La maîtrise du comportement des gaz de fission dans le combustible nucléaire (oxyde d’uranium) est un enjeu industriel important puisque leur relâchement ou leur précipitation limite l'utilisation du combustible à forts taux de combustion. Or ces phénomènes sont fortement influencés par l’évolution microstructurale du matériau due aux défauts générés par l’irradiation (création de défauts ponctuels, agrégations de ceux-ci en cavités et bulles de gaz ou en boucles ou lignes de dislocation…). La dynamique d’amas (DA) est un modèle de type cinétique chimique permettant de décrire la nucléation/croissance des amas de défauts, leur contenu en gaz et le relâchement de celui-ci. Ce modèle est paramétré à partir de données de base calculées à diverses échelles (ab initio, potentiels empiriques, Monte Carlo). Ce modèle rend déjà compte d’expériences de recuit d’UO2 implanté en atomes de gaz de fission et a confirmé le fort impact des défauts d’irradiation sur le relâchement gazeux.
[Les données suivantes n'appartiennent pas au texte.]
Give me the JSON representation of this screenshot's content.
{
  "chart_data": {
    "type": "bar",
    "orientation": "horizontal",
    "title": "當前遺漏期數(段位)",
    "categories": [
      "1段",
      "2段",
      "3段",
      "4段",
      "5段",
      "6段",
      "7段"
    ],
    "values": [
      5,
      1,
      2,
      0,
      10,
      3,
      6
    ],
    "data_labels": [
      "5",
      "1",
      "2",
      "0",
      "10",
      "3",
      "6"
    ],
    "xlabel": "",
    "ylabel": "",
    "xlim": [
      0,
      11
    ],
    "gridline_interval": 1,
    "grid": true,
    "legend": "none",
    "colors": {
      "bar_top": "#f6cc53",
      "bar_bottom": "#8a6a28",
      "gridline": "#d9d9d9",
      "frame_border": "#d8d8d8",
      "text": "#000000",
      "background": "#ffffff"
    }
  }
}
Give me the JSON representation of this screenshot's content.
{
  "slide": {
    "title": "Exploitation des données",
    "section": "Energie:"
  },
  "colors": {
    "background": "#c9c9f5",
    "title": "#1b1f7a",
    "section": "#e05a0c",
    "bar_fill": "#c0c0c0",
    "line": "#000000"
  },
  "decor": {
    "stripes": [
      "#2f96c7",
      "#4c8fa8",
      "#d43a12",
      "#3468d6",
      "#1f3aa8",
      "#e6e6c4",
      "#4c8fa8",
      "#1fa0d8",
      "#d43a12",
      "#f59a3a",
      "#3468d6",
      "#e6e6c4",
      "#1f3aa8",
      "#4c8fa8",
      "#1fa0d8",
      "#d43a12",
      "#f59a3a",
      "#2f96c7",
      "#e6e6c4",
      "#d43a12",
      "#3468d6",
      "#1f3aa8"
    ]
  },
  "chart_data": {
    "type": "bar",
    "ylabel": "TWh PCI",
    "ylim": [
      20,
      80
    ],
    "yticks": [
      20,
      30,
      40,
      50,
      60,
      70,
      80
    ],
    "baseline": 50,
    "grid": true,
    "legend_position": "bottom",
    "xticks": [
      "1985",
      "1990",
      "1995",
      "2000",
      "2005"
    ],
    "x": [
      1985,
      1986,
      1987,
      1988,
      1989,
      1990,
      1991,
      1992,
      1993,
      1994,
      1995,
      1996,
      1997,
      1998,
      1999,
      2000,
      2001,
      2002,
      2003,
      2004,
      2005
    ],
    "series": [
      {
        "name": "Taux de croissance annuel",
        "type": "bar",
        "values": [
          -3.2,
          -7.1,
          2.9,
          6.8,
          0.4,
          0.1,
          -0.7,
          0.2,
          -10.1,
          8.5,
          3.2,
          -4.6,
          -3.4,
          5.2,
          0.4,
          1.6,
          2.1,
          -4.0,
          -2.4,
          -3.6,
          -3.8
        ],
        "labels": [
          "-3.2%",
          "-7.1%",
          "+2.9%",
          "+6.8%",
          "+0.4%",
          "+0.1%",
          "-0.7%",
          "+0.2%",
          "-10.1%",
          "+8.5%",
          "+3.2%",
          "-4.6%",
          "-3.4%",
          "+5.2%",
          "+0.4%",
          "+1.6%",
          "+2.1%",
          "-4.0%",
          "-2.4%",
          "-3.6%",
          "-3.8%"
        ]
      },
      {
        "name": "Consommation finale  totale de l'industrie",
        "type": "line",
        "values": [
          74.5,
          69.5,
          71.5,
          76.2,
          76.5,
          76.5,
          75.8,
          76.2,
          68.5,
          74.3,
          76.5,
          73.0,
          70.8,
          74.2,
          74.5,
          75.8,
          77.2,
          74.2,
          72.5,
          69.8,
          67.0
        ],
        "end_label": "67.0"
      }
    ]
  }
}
L’objectif de la thèse est d’une part d’améliorer le modèle et ses paramètres d’entrée, notamment le taux de création de défauts d’irradiation, et d’autre part d’étendre son domaine de validation en le confrontant à de nombreuses expériences issues de thèses récemment soutenues au département (mesure de relâchement gazeux par recuit d’échantillons implantés via un accélérateur d’ions, observation de cavités, bulles de gaz et boucles de dislocation par microscopie électronique à transmission sur des échantillons implantés ou irradiés en pile). Vous serez donc amené à faire évoluer certains des sous-modèles constitutifs de la DA pour interpréter et simuler l’ensemble des expériences disponibles. En parallèle cela permettra d’affiner la paramétrisation du modèle.
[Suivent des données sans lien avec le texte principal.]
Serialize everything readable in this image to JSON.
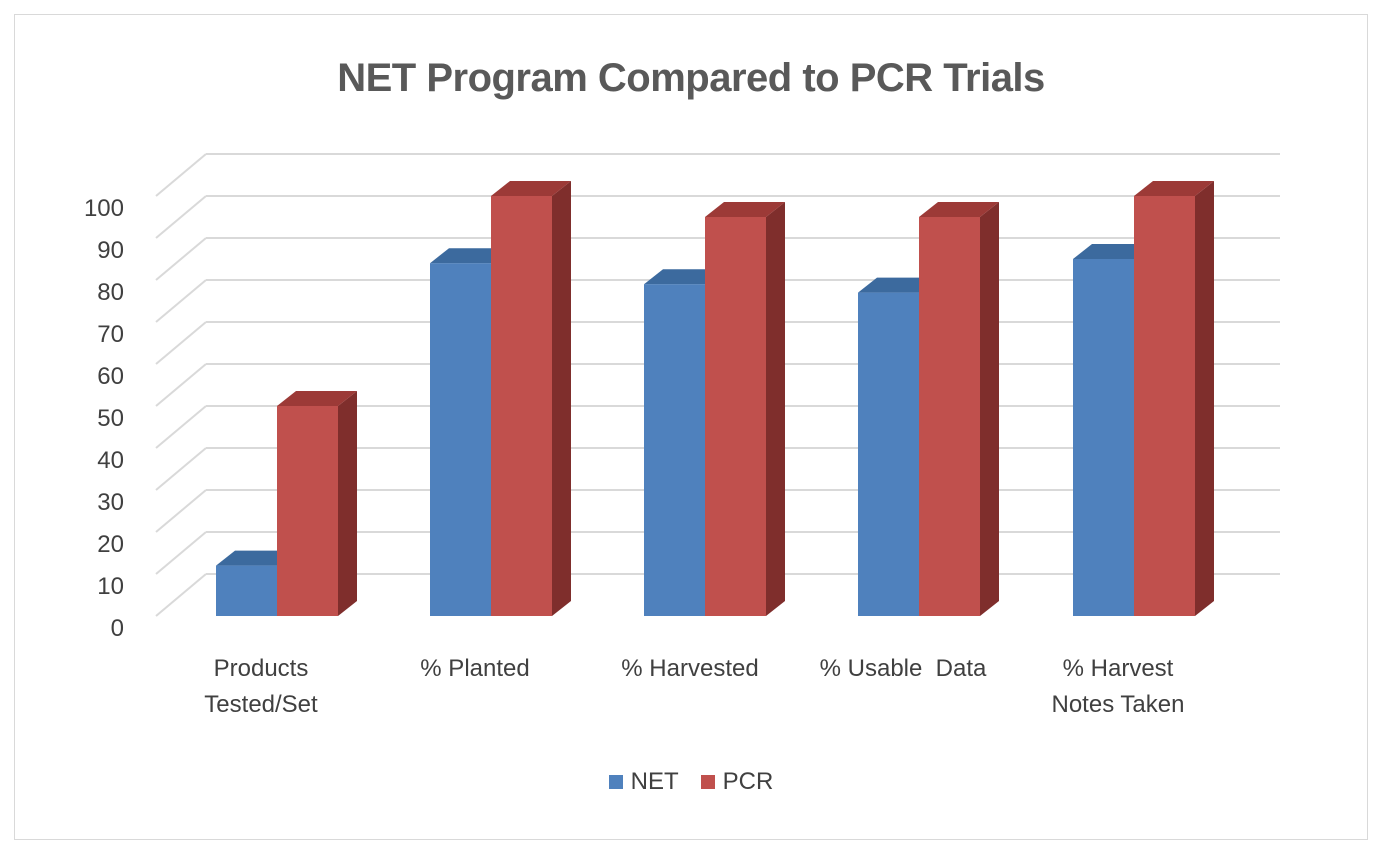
{
  "chart_data": {
    "type": "bar",
    "title": "NET Program Compared to PCR Trials",
    "categories": [
      [
        "Products",
        "Tested/Set"
      ],
      [
        "% Planted"
      ],
      [
        "% Harvested"
      ],
      [
        "% Usable  Data"
      ],
      [
        "% Harvest",
        "Notes Taken"
      ]
    ],
    "series": [
      {
        "name": "NET",
        "values": [
          12,
          84,
          79,
          77,
          85
        ],
        "color": "#4F81BD",
        "side": "#2E5A8A",
        "top": "#3C6A9E"
      },
      {
        "name": "PCR",
        "values": [
          50,
          100,
          95,
          95,
          100
        ],
        "color": "#C0504D",
        "side": "#7F2E2C",
        "top": "#9C3A37"
      }
    ],
    "yticks": [
      0,
      10,
      20,
      30,
      40,
      50,
      60,
      70,
      80,
      90,
      100
    ],
    "ylim": [
      0,
      100
    ],
    "xlabel": "",
    "ylabel": "",
    "grid": true,
    "legend": "bottom"
  }
}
Ce sujet de modélisation présente l’intérêt pour d’articuler à une dimension “théorique” (amélioration du modèle), ainsi que de physique numérique (évaluation par en Dynamique Moléculaire des certaines grandeurs thermo-cinétiques des défauts) une dimension “expérimentale” (interprétation d’expériences déjà réalisées, voire conception et suivi de nouvelles expériences). Ainsi, l’approche d’un ensemble varié de techniques d’observation et de mesure vous ouvriront le monde de la physique expérimentale et complèteront votre profil. Vous aurez également à animer des collaborations dans le but d’analyser les données expérimentales, de développer l’outil de calcul ou de spécifier ou réaliser des calculs atomistiques complémentaires. Vous serez accueilli au sein du Laboratoire de Modélisation du Comportement des Combustibles (Institut de recherche sur les systèmes nucléaires pour la production d'énergie bas carbone IRESNE , CEA Cadarache) où vous pourrez bénéficier d’un environnement ouvert et riche en collaborations académiques.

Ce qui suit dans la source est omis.